Presìdi in 70 città e sciopero della scuola e del trasporto pubblico locale, ma anche mobilitazioni dei riders e dei lavoratori della logistica: venerdì 26 marzo, nei modi consentiti dalle regole della pandemia, una prima protesta sociale, parziale ma diffusa, si esprimerà in tutto il Paese.
I protagonisti sono consapevoli del fatto che, nella situazione attuale, la spesa pubblica aumenta in deficit e, nel contempo, si rendono disponibili ingenti risorse. Il conflitto politico che si apre, dunque, è quello sulla destinazione di questi fondi, in cui Scuola, Sanità e Trasporti saranno capitoli di spesa decisivi.
Coscienti che non si tratta di tornare ai fallimentari modelli “pre pandemia”, ma che occorre utilizzare le risorse europee per disegnare nuovi diritti, in contrapposizione con chi ha tagliato gli investimenti in tutti questi settori, ne ha regionalizzato (come nella sanità) la gestione e abbassato la qualità delle prestazioni.
Lo sciopero della scuola, in particolare, è promosso dai Cobas Scuola, Priorità alla scuola e Coordinamento nazionale dei precari scuola. Lo stesso schieramento che, in questi mesi, a partire dalla fine del primo lockdown, ha manifestato attraverso presìdi, flashmob e lezioni all’aperto, per richiedere l’apertura delle scuole in sicurezza.
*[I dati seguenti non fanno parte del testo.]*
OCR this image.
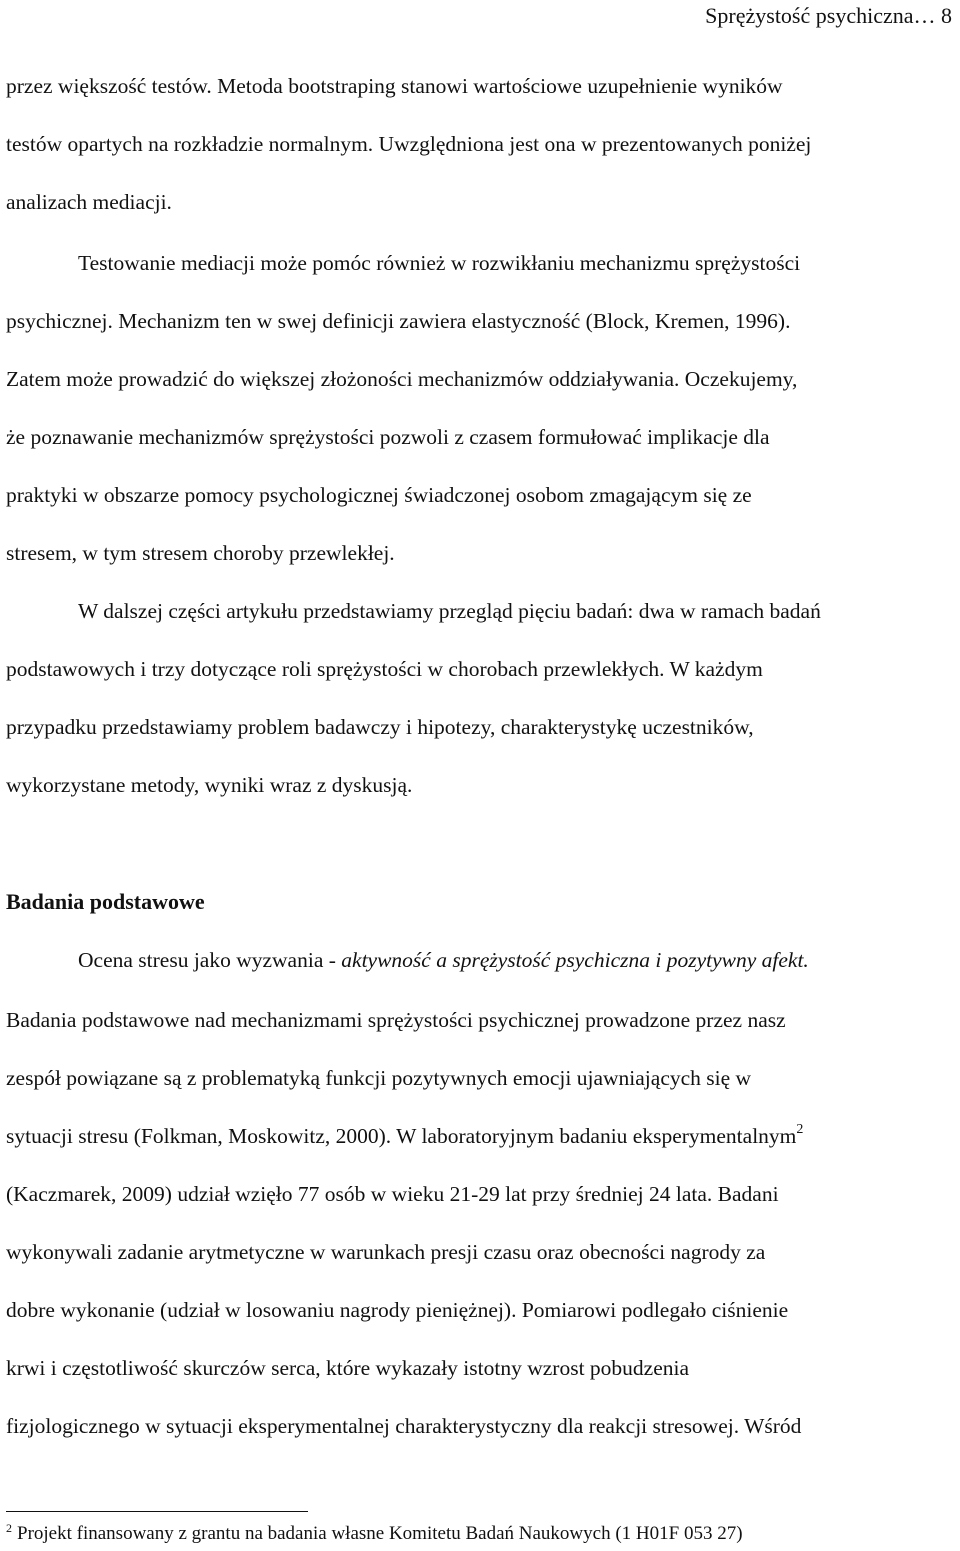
Sprężystość psychiczna… 8
przez większość testów. Metoda bootstraping stanowi wartościowe uzupełnienie wyników
testów opartych na rozkładzie normalnym. Uwzględniona jest ona w prezentowanych poniżej
analizach mediacji.
Testowanie mediacji może pomóc również w rozwikłaniu mechanizmu sprężystości
psychicznej. Mechanizm ten w swej definicji zawiera elastyczność (Block, Kremen, 1996).
Zatem może prowadzić do większej złożoności mechanizmów oddziaływania. Oczekujemy,
że poznawanie mechanizmów sprężystości pozwoli z czasem formułować implikacje dla
praktyki w obszarze pomocy psychologicznej świadczonej osobom zmagającym się ze
stresem, w tym stresem choroby przewlekłej.
W dalszej części artykułu przedstawiamy przegląd pięciu badań: dwa w ramach badań
podstawowych i trzy dotyczące roli sprężystości w chorobach przewlekłych. W każdym
przypadku przedstawiamy problem badawczy i hipotezy, charakterystykę uczestników,
wykorzystane metody, wyniki wraz z dyskusją.
Badania podstawowe
Ocena stresu jako wyzwania - aktywność a sprężystość psychiczna i pozytywny afekt.
Badania podstawowe nad mechanizmami sprężystości psychicznej prowadzone przez nasz
zespół powiązane są z problematyką funkcji pozytywnych emocji ujawniających się w
sytuacji stresu (Folkman, Moskowitz, 2000). W laboratoryjnym badaniu eksperymentalnym$^2$
(Kaczmarek, 2009) udział wzięło 77 osób w wieku 21-29 lat przy średniej 24 lata. Badani
wykonywali zadanie arytmetyczne w warunkach presji czasu oraz obecności nagrody za
dobre wykonanie (udział w losowaniu nagrody pieniężnej). Pomiarowi podlegało ciśnienie
krwi i częstotliwość skurczów serca, które wykazały istotny wzrost pobudzenia
fizjologicznego w sytuacji eksperymentalnej charakterystyczny dla reakcji stresowej. Wśród
$^2$ Projekt finansowany z grantu na badania własne Komitetu Badań Naukowych (1 H01F 053 27)
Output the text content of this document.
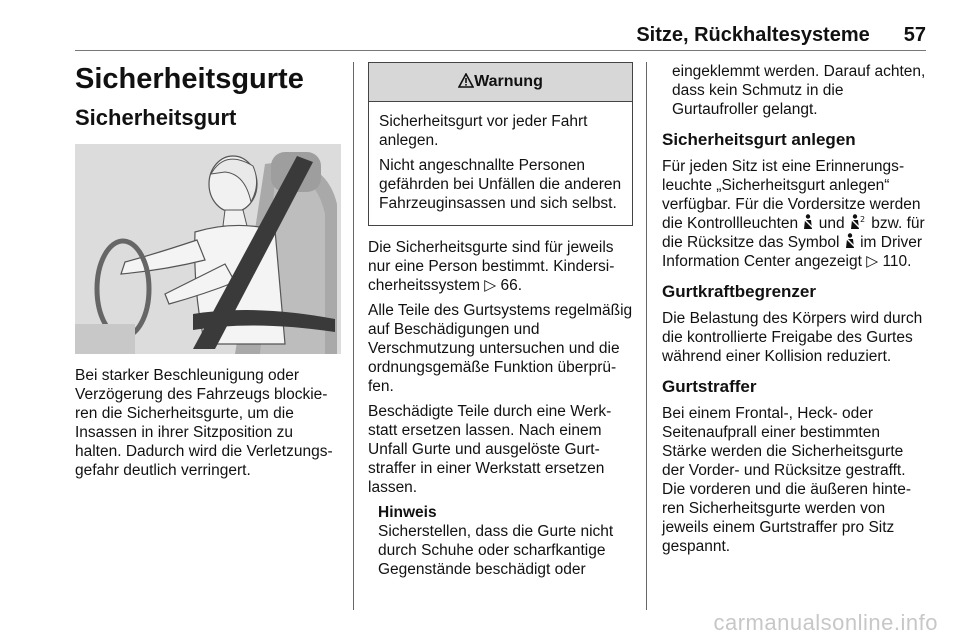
Sitze, Rückhaltesysteme 57
Sicherheitsgurte
Sicherheitsgurt

Bei starker Beschleunigung oder Verzögerung des Fahrzeugs blockieren die Sicherheitsgurte, um die Insassen in ihrer Sitzposition zu halten. Dadurch wird die Verletzungsgefahr deutlich verringert.

Warnung

Sicherheitsgurt vor jeder Fahrt anlegen.

Nicht angeschnallte Personen gefährden bei Unfällen die anderen Fahrzeuginsassen und sich selbst.

Die Sicherheitsgurte sind für jeweils nur eine Person bestimmt. Kindersicherheitssystem ▷ 66.

Alle Teile des Gurtsystems regelmäßig auf Beschädigungen und Verschmutzung untersuchen und die ordnungsgemäße Funktion überprüfen.

Beschädigte Teile durch eine Werkstatt ersetzen lassen. Nach einem Unfall Gurte und ausgelöste Gurtstraffer in einer Werkstatt ersetzen lassen.

Hinweis
Sicherstellen, dass die Gurte nicht durch Schuhe oder scharfkantige Gegenstände beschädigt oder
eingeklemmt werden. Darauf achten, dass kein Schmutz in die Gurtaufroller gelangt.
Sicherheitsgurt anlegen

Für jeden Sitz ist eine Erinnerungsleuchte „Sicherheitsgurt anlegen“ verfügbar. Für die Vordersitze werden die Kontrollleuchten  und 2 bzw. für die Rücksitze das Symbol  im Driver Information Center angezeigt ▷ 110.

Gurtkraftbegrenzer

Die Belastung des Körpers wird durch die kontrollierte Freigabe des Gurtes während einer Kollision reduziert.

Gurtstraffer

Bei einem Frontal-, Heck- oder Seitenaufprall einer bestimmten Stärke werden die Sicherheitsgurte der Vorder- und Rücksitze gestrafft. Die vorderen und die äußeren hinteren Sicherheitsgurte werden von jeweils einem Gurtstraffer pro Sitz gespannt.

carmanualsonline.info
Uno schieramento composito che ha messo insieme docenti, personale ATA, genitori e studenti, uniti dall’idea che le scuole, per ciò che rappresentano e per le possibilità di organizzare le strutture, avrebbero dovuto essere le ultime attività a chiudere.
In modo assurdo, invece, nel primo lockdown le scuole furono chiuse subito e i pub dopo una settimana. Per non parlare delle fabbriche delle armi, sempre in funzione!
Sulla scuola la preoccupazione principale è quella che il nuovo governo si accinga a (ri)scrivere, il progetto di utilizzo delle risorse previste nel recovery plan (circa 29 miliardi di euro) allontanandosi ancora di più dal modello di scuola pubblica previsto dalla Costituzione, che dovrebbe puntare alla formazione del cittadino, che deve essere dotato di strumenti cognitivi ed educato allo spirito critico.
Si teme che, per quello che è dato sapere, nelle intenzioni del governo sia prioritaria l’attenzione ai fondi per la digitalizzazione con un’adozione acritica delle nuove tecnologie.
Una prospettiva all’interno della quale c’è il rischio di trasformare i docenti in meri facilitatori di un processo di apprendimento standardizzato, oltre che gestito dalle multinazionali del web. Così come bisogna evitare che la scuola venga trasformata in un’agenzia per l’addestramento al lavoro.
Quello che gli organizzatori chiedono è un intervento di risarcimento per i tagli decennali subiti e un rilancio della scuola pubblica che parta dalla drammatica constatazione del degrado in cui versa.
Tre gli obiettivi strutturali possibili, considerati improrogabili:
1) ridurre a 20 il numero massimo di alunni per classe e a 15 in presenza di alunni diversamente abili;
2) garantire la continuità didattica e la sicurezza, assumendo con concorsi per soli titoli i docenti con 3 anni scolastici di servizio e gli Ata con 24 mesi;
3) intervenire massicciamente nell’edilizia scolastica per avere spazi idonei ad una scuola in presenza e in sicurezza.
Interventi urgenti e necessari per evitare che il prossimo anno scolastico inizi nelle stesse condizioni in cui si sono svolti gli ultimi due.
Consapevoli che chi cancella l’istruzione cancella il futuro.